As regards the TPC, this program was originally found to be a de facto export subsidy. Under the Art. 21.5 proceedings, Brazil had said that any changes made to the legal framework of the programmes should ensure that prohibited export subsidies would no longer be granted.
“Despite these arguments, the standards adopted by the review panel, tacitly endorsed by the AB, sets a very low threshold for the implementation of the DSB recommendations regarding de facto export subsidies. In fact, under the standards set out in the review panel report, a Member could ‘fix’ a de facto export subsidy by making a few changes to the legal framework of the program (which was not found to be violating the WTO disciplines any way) and by taking no improper action during the course of the Art. 21.5 proceedings. After the Art. 21.5 reports have been adopted by the DSB, the subsidizing member would then be free to resume the practice found to violate the multilateral disciplines and the complaining party would be left with the sole regrettable option of starting dispute settlement procedures afresh.”
“This outcome is unreasonable and highly undesirable,” Amorim added.
Another issue that Brazil found troubling was “the cornerstone of the AB’s reasoning: the ‘contingency’ test to establish whether or not a subsidy is an export subsidy.”
“In short,” Amorim said, “the AB had ruled that even 100% export-oriented industries may be selected to receive subsidies, as long as the grant of these subsidies, is not ‘contingent’ on export sales.”
Brazil had pointed out in the original proceedings that in order to fulfil the repayment requirements of the TPC, recipients had to achieve sales targets. “Since their production was entirely directed to foreign markets, the ‘contingency’ would be evident: in order to repay they had to sell, in order to sell they had to export.”
Not surprisingly, Amorim added, the TPC’s amended regulations were quite vague on the repayment aspect of the program.
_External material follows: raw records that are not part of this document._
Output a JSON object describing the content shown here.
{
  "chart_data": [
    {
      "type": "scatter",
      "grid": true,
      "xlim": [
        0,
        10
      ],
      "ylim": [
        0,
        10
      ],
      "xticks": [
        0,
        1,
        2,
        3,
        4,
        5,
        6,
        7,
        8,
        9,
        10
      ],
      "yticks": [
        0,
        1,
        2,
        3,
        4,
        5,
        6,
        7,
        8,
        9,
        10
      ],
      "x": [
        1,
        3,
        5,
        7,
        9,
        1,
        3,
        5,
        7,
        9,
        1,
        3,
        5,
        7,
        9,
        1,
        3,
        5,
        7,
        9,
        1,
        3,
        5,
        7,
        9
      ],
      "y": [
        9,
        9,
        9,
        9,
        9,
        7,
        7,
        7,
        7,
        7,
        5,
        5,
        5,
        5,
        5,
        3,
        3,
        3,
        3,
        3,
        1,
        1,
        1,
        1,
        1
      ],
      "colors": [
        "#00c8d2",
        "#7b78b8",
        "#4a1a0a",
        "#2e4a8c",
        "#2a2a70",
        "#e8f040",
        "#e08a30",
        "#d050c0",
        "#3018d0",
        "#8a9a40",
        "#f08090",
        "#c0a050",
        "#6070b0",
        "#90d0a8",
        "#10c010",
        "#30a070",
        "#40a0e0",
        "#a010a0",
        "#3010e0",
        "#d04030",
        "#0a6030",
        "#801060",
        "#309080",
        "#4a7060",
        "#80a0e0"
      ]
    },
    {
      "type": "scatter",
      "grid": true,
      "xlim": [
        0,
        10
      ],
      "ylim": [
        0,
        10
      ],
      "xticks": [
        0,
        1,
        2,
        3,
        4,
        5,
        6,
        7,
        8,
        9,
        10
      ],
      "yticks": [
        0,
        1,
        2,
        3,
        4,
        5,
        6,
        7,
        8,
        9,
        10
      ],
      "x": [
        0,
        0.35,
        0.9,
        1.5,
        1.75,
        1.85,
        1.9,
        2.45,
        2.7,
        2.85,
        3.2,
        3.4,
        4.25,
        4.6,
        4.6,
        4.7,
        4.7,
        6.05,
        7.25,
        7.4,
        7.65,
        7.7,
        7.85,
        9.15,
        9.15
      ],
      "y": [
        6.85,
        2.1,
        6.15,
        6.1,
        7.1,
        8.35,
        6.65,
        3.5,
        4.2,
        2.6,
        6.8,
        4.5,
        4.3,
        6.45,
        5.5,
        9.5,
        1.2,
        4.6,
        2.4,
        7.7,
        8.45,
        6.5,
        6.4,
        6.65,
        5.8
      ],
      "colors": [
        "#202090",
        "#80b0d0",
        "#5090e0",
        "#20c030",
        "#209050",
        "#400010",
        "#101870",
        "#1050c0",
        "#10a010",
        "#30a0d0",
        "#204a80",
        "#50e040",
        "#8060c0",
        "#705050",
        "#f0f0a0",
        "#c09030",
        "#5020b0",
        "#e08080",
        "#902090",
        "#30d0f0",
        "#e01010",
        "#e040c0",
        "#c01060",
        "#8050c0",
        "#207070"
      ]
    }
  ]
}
And this was considered enough by the compliance panel and the AB!
The AB report actually states that Art.3 of the SCM Agreement does not preclude an industrial sector that has a ‘high export orientation’ from ‘being expressly identified as an eligible or a privileged recipient of subsidies.” The AB report goes on to say that there is also no limitation on ‘the amount of subsidies that may be granted to that industry.’
In his statement on the compliance ruling over Brazil’s own exports, Amorim said, he had shown “how tilted the playing field is in favour of developed countries as far as export financing is concerned.”
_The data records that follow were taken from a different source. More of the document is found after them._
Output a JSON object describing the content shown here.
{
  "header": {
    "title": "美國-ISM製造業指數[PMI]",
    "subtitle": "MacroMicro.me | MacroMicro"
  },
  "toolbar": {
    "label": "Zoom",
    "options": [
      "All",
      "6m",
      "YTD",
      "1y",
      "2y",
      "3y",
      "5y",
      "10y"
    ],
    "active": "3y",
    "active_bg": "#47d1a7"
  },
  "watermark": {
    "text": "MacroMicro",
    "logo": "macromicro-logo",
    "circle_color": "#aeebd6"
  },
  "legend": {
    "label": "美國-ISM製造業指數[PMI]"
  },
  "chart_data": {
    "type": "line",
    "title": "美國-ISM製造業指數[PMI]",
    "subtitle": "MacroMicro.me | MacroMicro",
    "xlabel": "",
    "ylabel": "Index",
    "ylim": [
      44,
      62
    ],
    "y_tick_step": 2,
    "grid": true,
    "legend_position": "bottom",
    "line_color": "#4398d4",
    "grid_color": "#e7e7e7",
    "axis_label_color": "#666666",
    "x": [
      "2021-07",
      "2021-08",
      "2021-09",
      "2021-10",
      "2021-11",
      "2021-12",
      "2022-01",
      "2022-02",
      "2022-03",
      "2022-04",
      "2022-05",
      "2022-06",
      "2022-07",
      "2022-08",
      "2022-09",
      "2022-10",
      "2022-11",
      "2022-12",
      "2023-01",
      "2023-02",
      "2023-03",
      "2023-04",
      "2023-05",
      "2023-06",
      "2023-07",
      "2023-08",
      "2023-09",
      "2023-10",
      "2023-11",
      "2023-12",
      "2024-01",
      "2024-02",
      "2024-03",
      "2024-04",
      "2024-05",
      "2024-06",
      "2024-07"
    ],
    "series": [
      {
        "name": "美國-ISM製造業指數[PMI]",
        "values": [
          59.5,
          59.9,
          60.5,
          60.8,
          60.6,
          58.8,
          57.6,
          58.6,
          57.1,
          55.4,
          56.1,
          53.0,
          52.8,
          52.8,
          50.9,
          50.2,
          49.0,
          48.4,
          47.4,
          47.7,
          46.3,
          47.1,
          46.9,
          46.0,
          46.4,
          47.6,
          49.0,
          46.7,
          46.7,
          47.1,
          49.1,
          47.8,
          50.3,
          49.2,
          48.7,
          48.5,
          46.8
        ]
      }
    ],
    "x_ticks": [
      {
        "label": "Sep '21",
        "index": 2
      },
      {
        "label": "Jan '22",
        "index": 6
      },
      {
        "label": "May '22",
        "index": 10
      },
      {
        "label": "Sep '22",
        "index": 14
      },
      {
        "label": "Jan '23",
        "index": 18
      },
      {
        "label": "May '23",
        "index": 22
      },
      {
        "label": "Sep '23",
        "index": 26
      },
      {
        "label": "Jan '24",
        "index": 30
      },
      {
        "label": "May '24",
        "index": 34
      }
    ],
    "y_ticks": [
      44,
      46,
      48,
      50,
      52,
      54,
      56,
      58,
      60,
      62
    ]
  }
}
In the case Brazil brought against the massive subsidies granted to the Canadian aircraft manufacturer, Bombardier - “an instrument that is also liberally used to support other high technology and highly export oriented Canadian companies”—Brazil found that “here as well, the playing field is anything but level.”
“Not just a few adjustments to the WTO disciplines are needed if developing countries are to have minimal hopes of being even modest players in industries that developed countries are determined to maintain captive.”
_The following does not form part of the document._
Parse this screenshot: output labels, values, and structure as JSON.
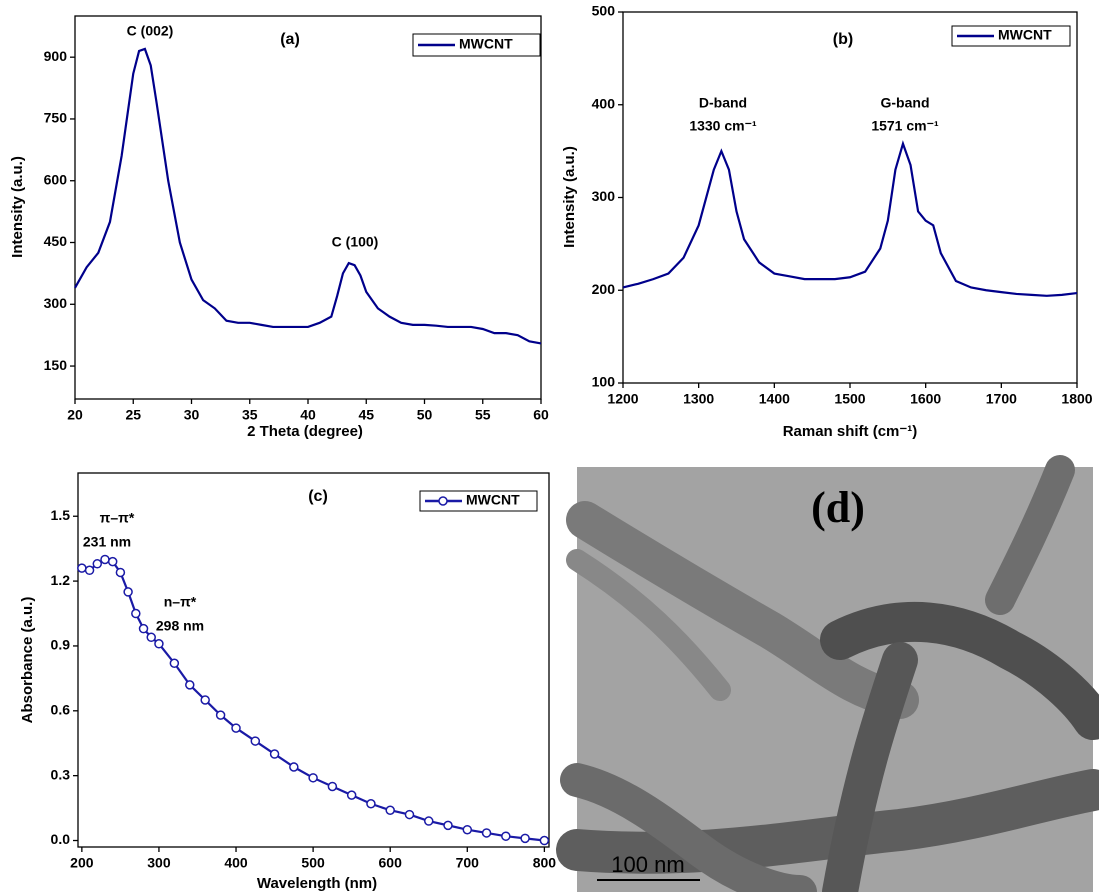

But in the case relating to the TPC, the AB report, however had made quite clear that the outcome of the Art. 21.5 proceedings did not preclude possible subsequent dispute resolution proceedings regarding the WTO-consistency of the revised TPC programme or of specific instances of assistance actually granted under that programme.
“Brazil takes careful note of these words,” Amorim added. – SUNS4723
The above article first appeared in the South-North Development Monitor (SUNS) of which Chakravarthi Raghavan is the Chief Editor.